Mayer, 81, is a Jewish refugee from Nazi Germany and was a Benedictine monk for 18 years. He served as a coordinator of the Catonsville Nine Defense Committee in support of the Berrigan brothers and has been involved in peace, social justice and environmental issues, including work in the barrios of Central America, the civil rights movement in the South, and reconciliation work in the Israeli-Palestinian conflict.

"I've always been for the underdog," he said.

A longtime friend and student of the late environmentalist Fr. Thomas Berry, Mayer said he experienced an epiphany in 2003.

"I woke up in the middle of the night and realized, 'My God, global warming is the biggest issue facing humanity today,' " he said.

When he realized the extent to which the planet has become the lucrative underdog exploited by the coal, gas nuclear and natural gas industries, Mayer enlisted the help of an environmental cohort, Ted Glick of the Chesapeake Climate Action Network. Together, they founded the Climate Crisis Coalition to create public awareness, and in 2011, the group joined forces with a newly formed organization, the Interfaith Moral Action on Climate.

On Jan. 15, Martin Luther King Jr.'s birthday, the latter sponsored "A Pray-In for the Climate" at the White House. More than 150 people braved the winter weather to take part. Among their demands, the protesters asked Obama to refuse permits for the Keystone XL pipeline, a carbon fee and an end to fossil fuel subsidies, with diversion of those subsidies going into the development of clean energy sources and job creation.

NASA climate scientist James Hansen led the procession from New York Avenue Presbyterian Church down Pennsylvania Avenue to the White House, carrying a large papier-mâché planet. Mayer couldn't be there; he came down with flu at the last minute, but said he was pleased by reports of the day.

Mayer said police and onlookers seemed interested in what speakers had to say. Eighteen people were prepared to do civil disobedience by blocking two entrances to the White House, but nothing happened. They weren't arrested. Mayer said he thought Obama, the police and the Secret Service did not want to have embarrassing anti-environmental egg on their collective face so close to the inauguration and on Martin Luther King Jr.'s birthday, to boot.

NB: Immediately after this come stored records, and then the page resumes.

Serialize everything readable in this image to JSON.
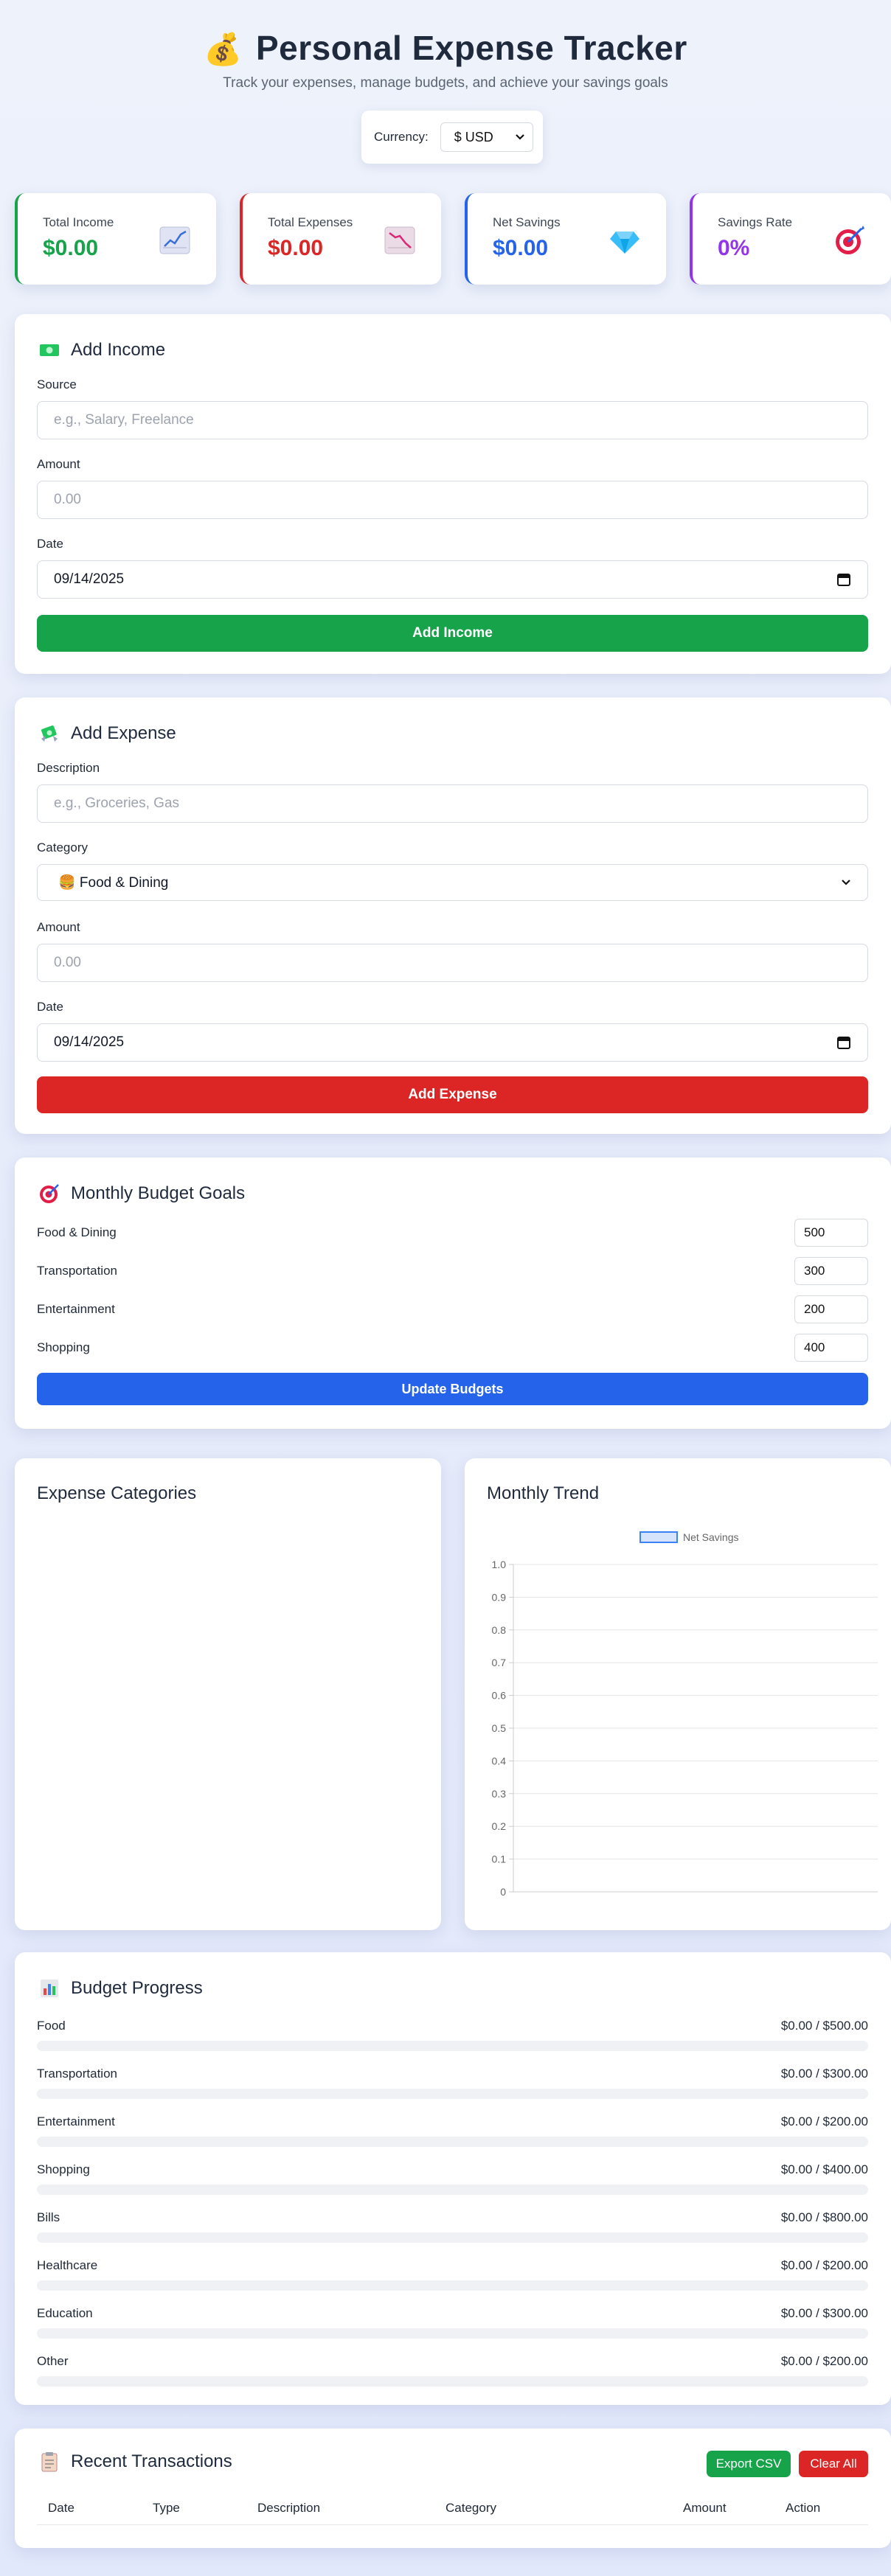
{
  "header": {
    "title": "Personal Expense Tracker",
    "subtitle": "Track your expenses, manage budgets, and achieve your savings goals"
  },
  "currency": {
    "label": "Currency:",
    "selected": "$ USD"
  },
  "stats": {
    "income": {
      "label": "Total Income",
      "value": "$0.00",
      "color": "#16a34a",
      "icon": "chart-up-icon"
    },
    "expenses": {
      "label": "Total Expenses",
      "value": "$0.00",
      "color": "#dc2626",
      "icon": "chart-down-icon"
    },
    "savings": {
      "label": "Net Savings",
      "value": "$0.00",
      "color": "#2563eb",
      "icon": "gem-icon"
    },
    "rate": {
      "label": "Savings Rate",
      "value": "0%",
      "color": "#9333ea",
      "icon": "target-icon"
    }
  },
  "income_form": {
    "title": "Add Income",
    "source_label": "Source",
    "source_placeholder": "e.g., Salary, Freelance",
    "amount_label": "Amount",
    "amount_placeholder": "0.00",
    "date_label": "Date",
    "date_value": "09/14/2025",
    "button": "Add Income"
  },
  "expense_form": {
    "title": "Add Expense",
    "description_label": "Description",
    "description_placeholder": "e.g., Groceries, Gas",
    "category_label": "Category",
    "category_value": "🍔 Food & Dining",
    "amount_label": "Amount",
    "amount_placeholder": "0.00",
    "date_label": "Date",
    "date_value": "09/14/2025",
    "button": "Add Expense"
  },
  "budget_goals": {
    "title": "Monthly Budget Goals",
    "items": [
      {
        "name": "Food & Dining",
        "value": "500"
      },
      {
        "name": "Transportation",
        "value": "300"
      },
      {
        "name": "Entertainment",
        "value": "200"
      },
      {
        "name": "Shopping",
        "value": "400"
      }
    ],
    "button": "Update Budgets"
  },
  "expense_categories": {
    "title": "Expense Categories"
  },
  "monthly_trend": {
    "title": "Monthly Trend"
  },
  "chart_data": {
    "type": "line",
    "title": "",
    "series": [
      {
        "name": "Net Savings",
        "values": []
      }
    ],
    "x": [],
    "ylim": [
      0,
      1.0
    ],
    "yticks": [
      "0",
      "0.1",
      "0.2",
      "0.3",
      "0.4",
      "0.5",
      "0.6",
      "0.7",
      "0.8",
      "0.9",
      "1.0"
    ],
    "grid": true,
    "legend": "top-center"
  },
  "budget_progress": {
    "title": "Budget Progress",
    "items": [
      {
        "name": "Food",
        "amount": "$0.00 / $500.00",
        "fraction": 0
      },
      {
        "name": "Transportation",
        "amount": "$0.00 / $300.00",
        "fraction": 0
      },
      {
        "name": "Entertainment",
        "amount": "$0.00 / $200.00",
        "fraction": 0
      },
      {
        "name": "Shopping",
        "amount": "$0.00 / $400.00",
        "fraction": 0
      },
      {
        "name": "Bills",
        "amount": "$0.00 / $800.00",
        "fraction": 0
      },
      {
        "name": "Healthcare",
        "amount": "$0.00 / $200.00",
        "fraction": 0
      },
      {
        "name": "Education",
        "amount": "$0.00 / $300.00",
        "fraction": 0
      },
      {
        "name": "Other",
        "amount": "$0.00 / $200.00",
        "fraction": 0
      }
    ]
  },
  "transactions": {
    "title": "Recent Transactions",
    "export_button": "Export CSV",
    "clear_button": "Clear All",
    "columns": [
      "Date",
      "Type",
      "Description",
      "Category",
      "Amount",
      "Action"
    ]
  },
  "colors": {
    "income_button": "#16a34a",
    "expense_button": "#dc2626",
    "budget_button": "#2563eb"
  }
}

Since the pray-in, Mayer's Climate Crisis Coalition has launched a campaign asking religious communities to divest themselves of their investments in fossil fuels.

Mayer's push to bring the climate change crisis to a religious community and populist level has support from a Harvard political scientist, an environmental activist and an evangelical clergyman.

In a research paper she will present next month, Theda Skocpol of Harvard University says "climate change warriors will have to look beyond elite maneuvers and find ways to address the values and interests of tens and millions of U.S. citizens." Skocpol accuses the Washington, D.C.-based environmental groups of political malpractice, saying they were blind to extreme Republican opposition to their efforts and that she believes there is little prospect Obama will put climate change at the top of his agenda in his second term.

Bill McKibben, environmental writer and founder of 350.org, writes on Grist that a grassroots movement has revived enough to push the center-left swell in the direction it must go.

The Rev. Richard Cizik, an evangelical Christian clergyman who heads the progressive New Evangelical Partnership for the Common Good, was interviewed on a local Fox affiliate last week on the pray-in. He told the interviewer he believes more churchgoers will accept the truth of climate change if their pastors would preach about it from the pulpit.

For further information about Fr. Paul Mayer and his environmental work, go to The Huffington Post, where he is a frequent contributing writer. Mayer is the founder of a spiritual peace community in East Orange, teaches yoga to seniors and has an active wedding ministry as a non-canonical, formerly married priest.